At the moment we are just waiting for some retriggered jobs to complete, and then the trees will be reopened.
> Could you provide a link to the policy document? Here you go :pmoore https://wiki.mozilla.org/Sheriffing/Job_Visibility_Policy#Must_avoid_patterns_known_to_cause_non_deterministic_failures Specifically "Must not rely on resources from sites whose content we do not control/have no SLA"
https://wiki.mozilla.org/Sheriffing/Job_Visibility_Policy#Must_avoid_patterns_known_to_cause_non_deterministic_failures says: "Must not rely on resources from sites whose content we do not control/have no SLA" If this problem was actually "amazon was down in a way that would affect our 'internal' infrastructure too", then it's quite possible that in this specific case we would have had a problem even if we were self-hosting. But there are any number of reasons that docker.io might go down that should not cause total loss of CI/release service at Mozilla.

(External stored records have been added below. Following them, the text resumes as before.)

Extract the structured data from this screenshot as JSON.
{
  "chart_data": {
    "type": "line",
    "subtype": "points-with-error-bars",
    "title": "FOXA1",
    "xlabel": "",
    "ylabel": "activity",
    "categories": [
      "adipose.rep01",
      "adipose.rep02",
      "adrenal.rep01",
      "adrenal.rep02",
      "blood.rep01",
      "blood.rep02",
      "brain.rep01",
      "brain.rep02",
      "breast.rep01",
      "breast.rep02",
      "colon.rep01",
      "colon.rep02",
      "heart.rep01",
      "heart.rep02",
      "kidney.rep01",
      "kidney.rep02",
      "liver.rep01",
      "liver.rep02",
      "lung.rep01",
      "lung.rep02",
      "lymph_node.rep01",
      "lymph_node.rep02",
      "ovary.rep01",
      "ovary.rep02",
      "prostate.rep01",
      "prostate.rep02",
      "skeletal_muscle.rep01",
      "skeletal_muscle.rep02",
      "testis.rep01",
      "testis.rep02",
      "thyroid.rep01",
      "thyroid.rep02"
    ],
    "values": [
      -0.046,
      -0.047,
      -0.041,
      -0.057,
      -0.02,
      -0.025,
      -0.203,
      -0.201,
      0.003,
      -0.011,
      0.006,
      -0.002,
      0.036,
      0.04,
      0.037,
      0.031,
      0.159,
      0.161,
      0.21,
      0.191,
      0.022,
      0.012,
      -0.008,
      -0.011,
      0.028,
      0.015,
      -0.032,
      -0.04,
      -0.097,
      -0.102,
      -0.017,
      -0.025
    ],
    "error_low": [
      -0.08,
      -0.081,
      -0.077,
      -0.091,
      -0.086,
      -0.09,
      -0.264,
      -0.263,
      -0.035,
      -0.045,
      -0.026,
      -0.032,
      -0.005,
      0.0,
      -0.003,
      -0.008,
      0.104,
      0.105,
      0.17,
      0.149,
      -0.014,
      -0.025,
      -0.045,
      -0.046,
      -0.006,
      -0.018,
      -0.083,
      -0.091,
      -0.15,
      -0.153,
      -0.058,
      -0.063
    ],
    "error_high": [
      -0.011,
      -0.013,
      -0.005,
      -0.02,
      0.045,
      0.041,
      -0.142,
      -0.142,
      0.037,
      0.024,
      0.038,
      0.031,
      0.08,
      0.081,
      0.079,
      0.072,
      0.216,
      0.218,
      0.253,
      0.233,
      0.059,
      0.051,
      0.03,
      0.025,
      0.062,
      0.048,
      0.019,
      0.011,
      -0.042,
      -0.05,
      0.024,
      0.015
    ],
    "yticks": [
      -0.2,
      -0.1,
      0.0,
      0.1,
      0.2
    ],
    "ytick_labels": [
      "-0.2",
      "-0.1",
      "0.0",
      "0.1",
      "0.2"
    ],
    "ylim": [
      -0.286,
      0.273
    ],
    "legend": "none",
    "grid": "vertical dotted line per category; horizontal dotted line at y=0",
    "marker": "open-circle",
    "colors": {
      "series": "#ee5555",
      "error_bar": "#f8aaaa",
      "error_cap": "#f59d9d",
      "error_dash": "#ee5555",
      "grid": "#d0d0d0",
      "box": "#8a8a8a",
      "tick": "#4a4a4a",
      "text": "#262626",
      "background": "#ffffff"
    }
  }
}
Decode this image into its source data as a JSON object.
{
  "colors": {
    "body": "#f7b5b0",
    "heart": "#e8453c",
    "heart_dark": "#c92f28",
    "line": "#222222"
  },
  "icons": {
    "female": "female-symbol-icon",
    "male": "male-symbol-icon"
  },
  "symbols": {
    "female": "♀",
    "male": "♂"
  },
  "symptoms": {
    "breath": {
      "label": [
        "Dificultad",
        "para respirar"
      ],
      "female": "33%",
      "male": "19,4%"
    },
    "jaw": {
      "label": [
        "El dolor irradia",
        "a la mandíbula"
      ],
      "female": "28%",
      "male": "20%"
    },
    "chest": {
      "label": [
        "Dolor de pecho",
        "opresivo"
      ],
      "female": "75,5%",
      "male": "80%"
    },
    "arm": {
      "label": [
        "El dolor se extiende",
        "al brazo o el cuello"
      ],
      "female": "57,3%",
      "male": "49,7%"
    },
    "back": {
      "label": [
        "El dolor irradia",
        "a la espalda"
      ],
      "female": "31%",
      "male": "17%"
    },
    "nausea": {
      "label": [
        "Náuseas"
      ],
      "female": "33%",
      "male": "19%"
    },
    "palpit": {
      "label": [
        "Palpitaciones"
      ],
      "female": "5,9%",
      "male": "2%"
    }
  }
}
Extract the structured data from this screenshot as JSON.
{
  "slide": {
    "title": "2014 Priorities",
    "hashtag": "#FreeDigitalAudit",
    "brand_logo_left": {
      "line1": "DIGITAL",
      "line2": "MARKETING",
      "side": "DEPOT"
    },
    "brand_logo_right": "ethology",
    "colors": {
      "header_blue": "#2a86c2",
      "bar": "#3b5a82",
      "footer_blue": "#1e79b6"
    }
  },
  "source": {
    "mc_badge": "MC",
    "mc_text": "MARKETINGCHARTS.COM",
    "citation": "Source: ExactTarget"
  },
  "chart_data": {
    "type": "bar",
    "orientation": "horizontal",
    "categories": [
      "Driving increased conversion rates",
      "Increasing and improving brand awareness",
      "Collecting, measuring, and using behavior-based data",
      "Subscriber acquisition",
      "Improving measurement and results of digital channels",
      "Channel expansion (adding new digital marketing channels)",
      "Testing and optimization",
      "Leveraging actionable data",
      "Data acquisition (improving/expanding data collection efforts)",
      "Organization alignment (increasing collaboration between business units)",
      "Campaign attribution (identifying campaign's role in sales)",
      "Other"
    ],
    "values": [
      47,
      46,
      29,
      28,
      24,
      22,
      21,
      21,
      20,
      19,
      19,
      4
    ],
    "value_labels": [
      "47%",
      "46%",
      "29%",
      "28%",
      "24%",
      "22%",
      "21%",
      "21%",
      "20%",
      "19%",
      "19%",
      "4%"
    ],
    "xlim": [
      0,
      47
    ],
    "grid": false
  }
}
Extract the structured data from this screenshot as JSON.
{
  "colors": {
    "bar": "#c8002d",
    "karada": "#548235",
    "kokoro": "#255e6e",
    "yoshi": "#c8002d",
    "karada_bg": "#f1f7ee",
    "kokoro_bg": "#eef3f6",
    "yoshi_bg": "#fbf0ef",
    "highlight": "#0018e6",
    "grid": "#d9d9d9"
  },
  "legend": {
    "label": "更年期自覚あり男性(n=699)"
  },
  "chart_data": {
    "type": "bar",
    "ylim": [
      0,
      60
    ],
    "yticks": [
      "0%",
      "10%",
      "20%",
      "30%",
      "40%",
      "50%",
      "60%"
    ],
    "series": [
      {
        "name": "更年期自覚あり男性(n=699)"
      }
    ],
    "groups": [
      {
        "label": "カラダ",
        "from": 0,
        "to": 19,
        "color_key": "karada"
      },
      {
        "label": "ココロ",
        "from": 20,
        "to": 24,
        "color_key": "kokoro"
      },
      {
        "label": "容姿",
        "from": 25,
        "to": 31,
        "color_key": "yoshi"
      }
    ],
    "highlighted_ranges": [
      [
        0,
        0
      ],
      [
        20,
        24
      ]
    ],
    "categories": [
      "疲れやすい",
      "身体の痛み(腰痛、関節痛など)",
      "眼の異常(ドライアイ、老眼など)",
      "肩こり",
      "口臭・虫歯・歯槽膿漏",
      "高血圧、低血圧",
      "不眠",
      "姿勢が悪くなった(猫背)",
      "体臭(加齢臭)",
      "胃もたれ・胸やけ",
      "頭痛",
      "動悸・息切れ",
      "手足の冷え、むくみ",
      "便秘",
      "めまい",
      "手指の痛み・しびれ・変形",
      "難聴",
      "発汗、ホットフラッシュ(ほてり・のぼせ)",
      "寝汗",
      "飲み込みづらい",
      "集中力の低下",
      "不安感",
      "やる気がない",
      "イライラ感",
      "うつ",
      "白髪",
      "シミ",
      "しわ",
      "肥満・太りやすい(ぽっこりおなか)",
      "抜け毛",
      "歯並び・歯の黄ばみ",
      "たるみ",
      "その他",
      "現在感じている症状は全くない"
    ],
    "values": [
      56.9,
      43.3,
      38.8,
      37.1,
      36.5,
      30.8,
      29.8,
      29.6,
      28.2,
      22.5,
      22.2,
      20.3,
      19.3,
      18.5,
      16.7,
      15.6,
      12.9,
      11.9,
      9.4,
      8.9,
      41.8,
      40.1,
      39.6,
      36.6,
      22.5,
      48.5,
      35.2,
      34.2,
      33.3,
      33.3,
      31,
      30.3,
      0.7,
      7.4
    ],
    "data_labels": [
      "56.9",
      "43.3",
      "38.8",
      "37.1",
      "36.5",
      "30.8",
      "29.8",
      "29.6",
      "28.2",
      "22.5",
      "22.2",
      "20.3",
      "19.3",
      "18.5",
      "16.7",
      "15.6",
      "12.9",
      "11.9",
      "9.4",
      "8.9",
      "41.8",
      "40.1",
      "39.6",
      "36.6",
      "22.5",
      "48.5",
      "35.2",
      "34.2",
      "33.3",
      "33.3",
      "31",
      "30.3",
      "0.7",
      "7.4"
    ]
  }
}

> If this problem was actually "amazon was down in a way that would affect our > 'internal' infrastructure too", then it's quite possible that in this > specific case we would have had a problem even if we were self-hosting. But > there are any number of reasons that docker.io might go down that should not > cause total loss of CI/release service at Mozilla. Absolutely agree. This is why we are wanting to move images from docker.io to artifacts within taskcluster that could be used. Unfortunately in this case it wouldn't have helped because of a larger Amazon outage, but either way, it would make taskcluster image handling more robust than relying on docker.io and also give us the ability of hosting images in multiple regions.
Moving closed bugs across to new Bugzilla product "TaskCluster".